Tobias fuhr sich mit der Zunge über die Lippen, rührte sich nicht, aus Angst, der Wind könnte auch ihn niederstrecken. Sein Blick zuckte in alle Richtungen, während er versuchte, sich einen Reim auf das zu machen, was hier geschah, und die Angreifer zu erkennen.
»Beim Schöpfer«, rief er laut, »verschone mich! Ich tue doch dein Werk!«
Männer strömten aus allen Richtungen in den Hof vor den Stallungen und wurden ebenso schnell niedergestreckt, wie sie eintrafen. Gut über hundert Leichen übersäten bereits das verschneite Schlachtfeld. Noch nie hatte er gesehen, daß Männer in solcher Geschwindigkeit mit solcher Brutalität erschlagen wurden.
Tobias ging in die Hocke und mußte zu seinem Entsetzen feststellen, daß die wirbelnden Böen sich voller Absicht bewegten.
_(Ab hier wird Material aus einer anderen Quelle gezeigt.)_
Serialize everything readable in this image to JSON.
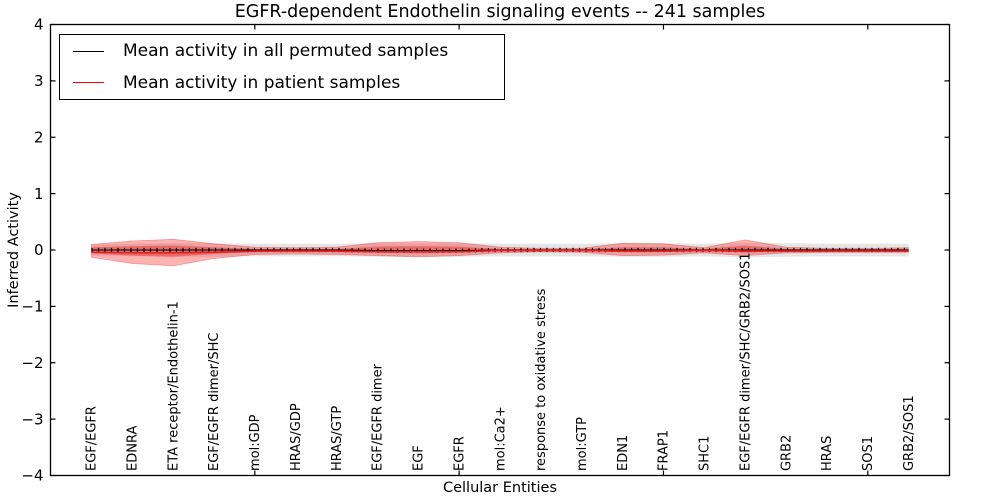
{
  "title": "EGFR-dependent Endothelin signaling events -- 241 samples",
  "axes": {
    "xlabel": "Cellular Entities",
    "ylabel": "Inferred Activity",
    "xlim": [
      0,
      22
    ],
    "ylim": [
      -4,
      4
    ],
    "ytick_values": [
      -4,
      -3,
      -2,
      -1,
      0,
      1,
      2,
      3,
      4
    ],
    "ytick_labels": [
      "−4",
      "−3",
      "−2",
      "−1",
      "0",
      "1",
      "2",
      "3",
      "4"
    ],
    "xtick_numeric_values": [
      5,
      10,
      15,
      20
    ],
    "grid": "off"
  },
  "legend": {
    "position": "upper-left",
    "items": [
      {
        "label": "Mean activity in all permuted samples",
        "color": "#000000"
      },
      {
        "label": "Mean activity in patient samples",
        "color": "#ff0000"
      }
    ]
  },
  "chart_data": {
    "type": "line",
    "subtype": "mean-lines-with-violin-bands",
    "title": "EGFR-dependent Endothelin signaling events -- 241 samples",
    "xlabel": "Cellular Entities",
    "ylabel": "Inferred Activity",
    "ylim": [
      -4,
      4
    ],
    "categories": [
      "EGF/EGFR",
      "EDNRA",
      "ETA receptor/Endothelin-1",
      "EGF/EGFR dimer/SHC",
      "mol:GDP",
      "HRAS/GDP",
      "HRAS/GTP",
      "EGF/EGFR dimer",
      "EGF",
      "EGFR",
      "mol:Ca2+",
      "response to oxidative stress",
      "mol:GTP",
      "EDN1",
      "FRAP1",
      "SHC1",
      "EGF/EGFR dimer/SHC/GRB2/SOS1",
      "GRB2",
      "HRAS",
      "SOS1",
      "GRB2/SOS1"
    ],
    "x_positions": [
      1,
      2,
      3,
      4,
      5,
      6,
      7,
      8,
      9,
      10,
      11,
      12,
      13,
      14,
      15,
      16,
      17,
      18,
      19,
      20,
      21
    ],
    "series": [
      {
        "name": "Mean activity in all permuted samples",
        "color": "#000000",
        "style": "solid-with-tick-markers",
        "values": [
          0,
          0,
          0,
          0,
          0,
          0,
          0,
          -0.01,
          -0.01,
          -0.01,
          0,
          0,
          0,
          0,
          0,
          0,
          0,
          0,
          0,
          0,
          0
        ]
      },
      {
        "name": "Mean activity in patient samples",
        "color": "#e62222",
        "style": "solid",
        "values": [
          -0.04,
          -0.05,
          -0.05,
          -0.04,
          -0.02,
          -0.02,
          -0.02,
          -0.03,
          -0.03,
          -0.03,
          -0.01,
          -0.01,
          -0.01,
          -0.02,
          -0.02,
          -0.01,
          -0.02,
          -0.02,
          -0.02,
          -0.02,
          -0.02
        ]
      }
    ],
    "bands": [
      {
        "name": "permuted-samples-range",
        "fill": "rgba(0,0,0,0.10)",
        "edge": "none",
        "upper": [
          0.1,
          0.11,
          0.12,
          0.12,
          0.11,
          0.11,
          0.11,
          0.12,
          0.12,
          0.12,
          0.11,
          0.11,
          0.11,
          0.12,
          0.12,
          0.11,
          0.13,
          0.12,
          0.11,
          0.11,
          0.11
        ],
        "lower": [
          -0.1,
          -0.11,
          -0.12,
          -0.12,
          -0.11,
          -0.11,
          -0.11,
          -0.12,
          -0.12,
          -0.12,
          -0.11,
          -0.11,
          -0.11,
          -0.12,
          -0.12,
          -0.11,
          -0.13,
          -0.12,
          -0.11,
          -0.11,
          -0.11
        ]
      },
      {
        "name": "patient-samples-range-outer",
        "fill": "rgba(255,0,0,0.30)",
        "edge": "rgba(220,30,30,0.35)",
        "upper": [
          0.1,
          0.16,
          0.19,
          0.11,
          0.05,
          0.04,
          0.05,
          0.13,
          0.15,
          0.13,
          0.05,
          0.03,
          0.03,
          0.12,
          0.11,
          0.04,
          0.18,
          0.05,
          0.03,
          0.03,
          0.04
        ],
        "lower": [
          -0.13,
          -0.24,
          -0.28,
          -0.15,
          -0.08,
          -0.07,
          -0.08,
          -0.1,
          -0.12,
          -0.1,
          -0.05,
          -0.03,
          -0.04,
          -0.1,
          -0.09,
          -0.05,
          -0.1,
          -0.05,
          -0.04,
          -0.04,
          -0.04
        ]
      },
      {
        "name": "patient-samples-range-inner",
        "fill": "rgba(220,20,20,0.38)",
        "edge": "none",
        "upper": [
          0.05,
          0.07,
          0.08,
          0.05,
          0.02,
          0.02,
          0.02,
          0.06,
          0.07,
          0.06,
          0.02,
          0.015,
          0.015,
          0.05,
          0.05,
          0.02,
          0.08,
          0.02,
          0.015,
          0.015,
          0.02
        ],
        "lower": [
          -0.06,
          -0.1,
          -0.12,
          -0.07,
          -0.04,
          -0.03,
          -0.04,
          -0.05,
          -0.06,
          -0.05,
          -0.02,
          -0.015,
          -0.02,
          -0.04,
          -0.04,
          -0.02,
          -0.05,
          -0.02,
          -0.02,
          -0.02,
          -0.02
        ]
      }
    ],
    "legend_entries": [
      "Mean activity in all permuted samples",
      "Mean activity in patient samples"
    ]
  }
}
Sie waren lebendig. Jetzt konnte er sie allmählich erkennen. Männer mit weißen Capes umschwebten ihn zu allen Seiten und attackierten die d’Haranischen Soldaten mit todbringender Schnelligkeit. Nicht einer der d’Haranischen Soldaten versuchte zu fliehen, sie alle griffen voller Ingrimm an, doch keinem einzigen gelang es, mit dem Feind die Klingen zu kreuzen, ehe er blitzschnell abgefertigt wurde.
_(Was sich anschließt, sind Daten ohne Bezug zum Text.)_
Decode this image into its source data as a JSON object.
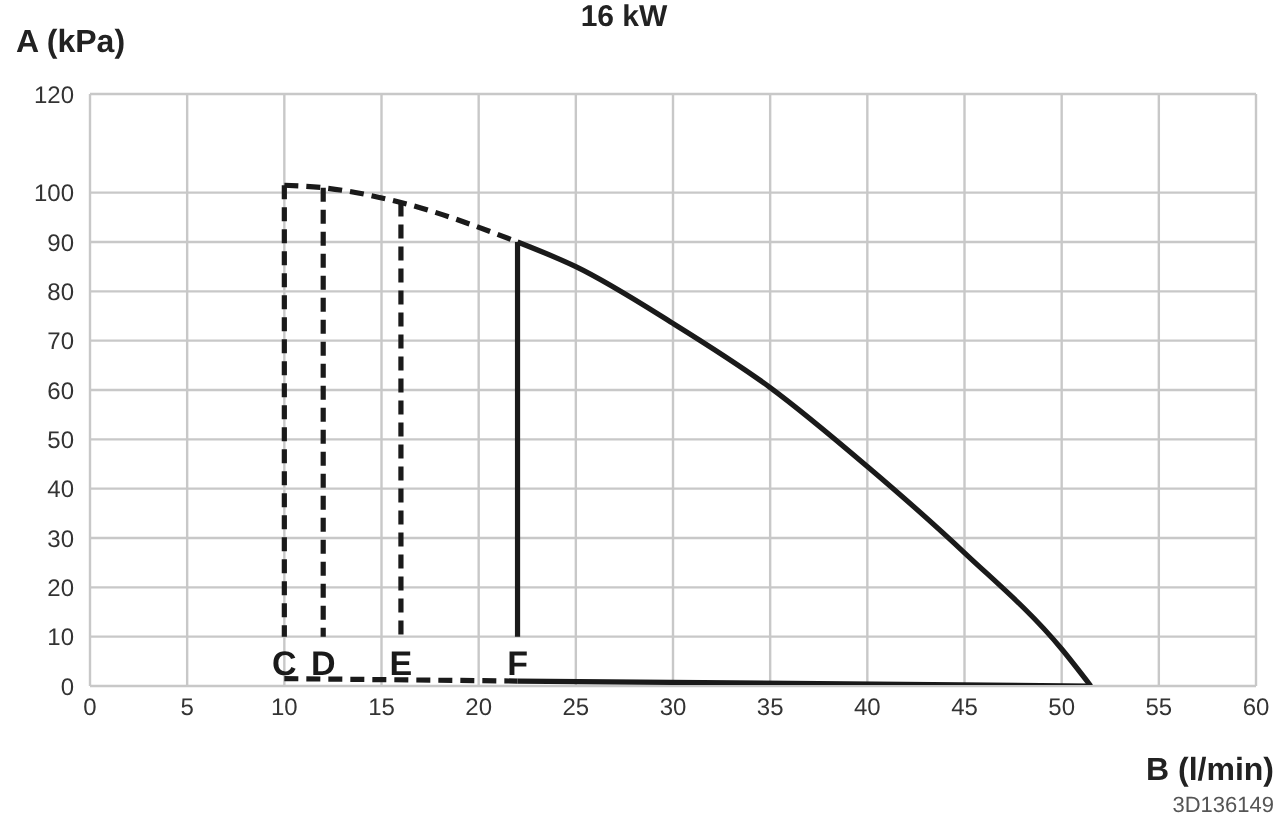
{
  "chart_data": {
    "type": "line",
    "title": "16 kW",
    "ylabel": "A (kPa)",
    "xlabel": "B (l/min)",
    "annotations": [
      "3D136149"
    ],
    "xlim": [
      0,
      60
    ],
    "xticks": [
      0,
      5,
      10,
      15,
      20,
      25,
      30,
      35,
      40,
      45,
      50,
      55,
      60
    ],
    "ylim": [
      0,
      120
    ],
    "yticks": [
      0,
      10,
      20,
      30,
      40,
      50,
      60,
      70,
      80,
      90,
      100,
      120
    ],
    "grid": true,
    "series": [
      {
        "x": [
          10,
          12,
          16,
          22
        ],
        "values": [
          101.5,
          101,
          98,
          90
        ],
        "color": "#1a1a1a",
        "line_style": "dashed"
      },
      {
        "x": [
          22,
          25,
          30,
          35,
          40,
          45,
          50,
          51.5
        ],
        "values": [
          90,
          85,
          73.5,
          60.5,
          44.5,
          27,
          7.5,
          0
        ],
        "color": "#1a1a1a",
        "line_style": "solid"
      },
      {
        "name": "C",
        "x": [
          10,
          10
        ],
        "values": [
          101.5,
          10
        ],
        "color": "#1a1a1a",
        "line_style": "dashed"
      },
      {
        "name": "D",
        "x": [
          12,
          12
        ],
        "values": [
          101,
          10
        ],
        "color": "#1a1a1a",
        "line_style": "dashed"
      },
      {
        "name": "E",
        "x": [
          16,
          16
        ],
        "values": [
          98,
          10
        ],
        "color": "#1a1a1a",
        "line_style": "dashed"
      },
      {
        "name": "F",
        "x": [
          22,
          22
        ],
        "values": [
          90,
          10
        ],
        "color": "#1a1a1a",
        "line_style": "solid"
      },
      {
        "x": [
          10,
          22
        ],
        "values": [
          1.5,
          1
        ],
        "color": "#1a1a1a",
        "line_style": "dashed"
      },
      {
        "x": [
          22,
          51.5
        ],
        "values": [
          1,
          0
        ],
        "color": "#1a1a1a",
        "line_style": "solid"
      }
    ]
  }
}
Die Nacht wurde still bis auf den Wind. Es blieb nicht einmal Zeit, davonzurennen, da war alles bereits vorbei. Der Boden war mit reglosen, dunklen Gestalten übersät. Tobias drehte sie alle um, aber es lebte niemand mehr. Schon begann der Schnee über die Leichen zu wehen. Noch eine Stunde, und sie wären in diesem weißen Gestöber verschwunden.
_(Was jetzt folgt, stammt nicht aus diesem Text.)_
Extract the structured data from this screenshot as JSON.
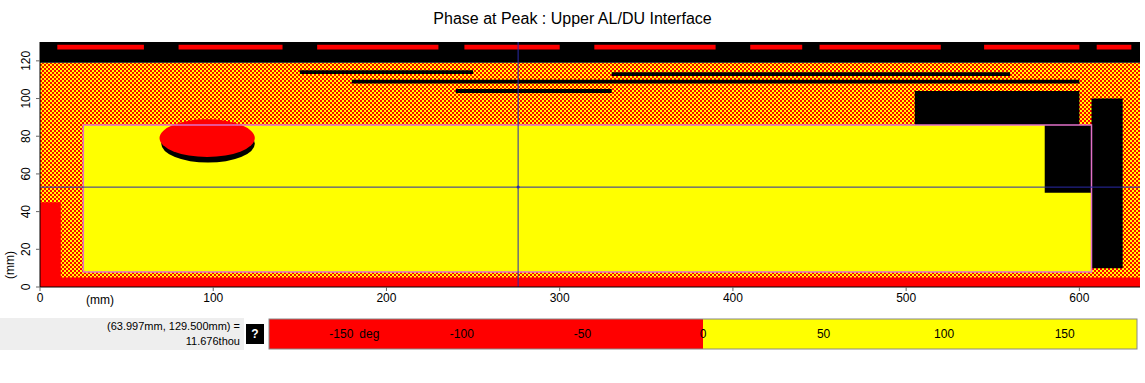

Die Männer in den Capes glitten fließend durch den Schnee, sie bewegten sich elegant und geschmeidig, als wären sie aus Wind. Als sie auf ihn zukamen, entglitt das Schwert seinen gefühllosen Fingern. Tobias wollte Lunetta zurufen, sie solle sie mit einem Bann niederstrecken, aber als sie ins Licht kamen, versagte ihm die Stimme.
Es waren keine Männer.
Schuppen in der Farbe der verschneiten Nacht glänzten wellenförmig über dem Spiel der Muskeln. Glatte Haut überzog ohrenlose, haarlose plumpe Schädel mit kleinen, runden, funkelnden Augen. Die Bestien trugen nur einfache Fellkleidung unter ihren Capes, welche sich im Wind blähten und flatterten, und mit jeder krallenbesetzten Hand hielten sie blutverschmierte, dreiklingige Messer umklammert.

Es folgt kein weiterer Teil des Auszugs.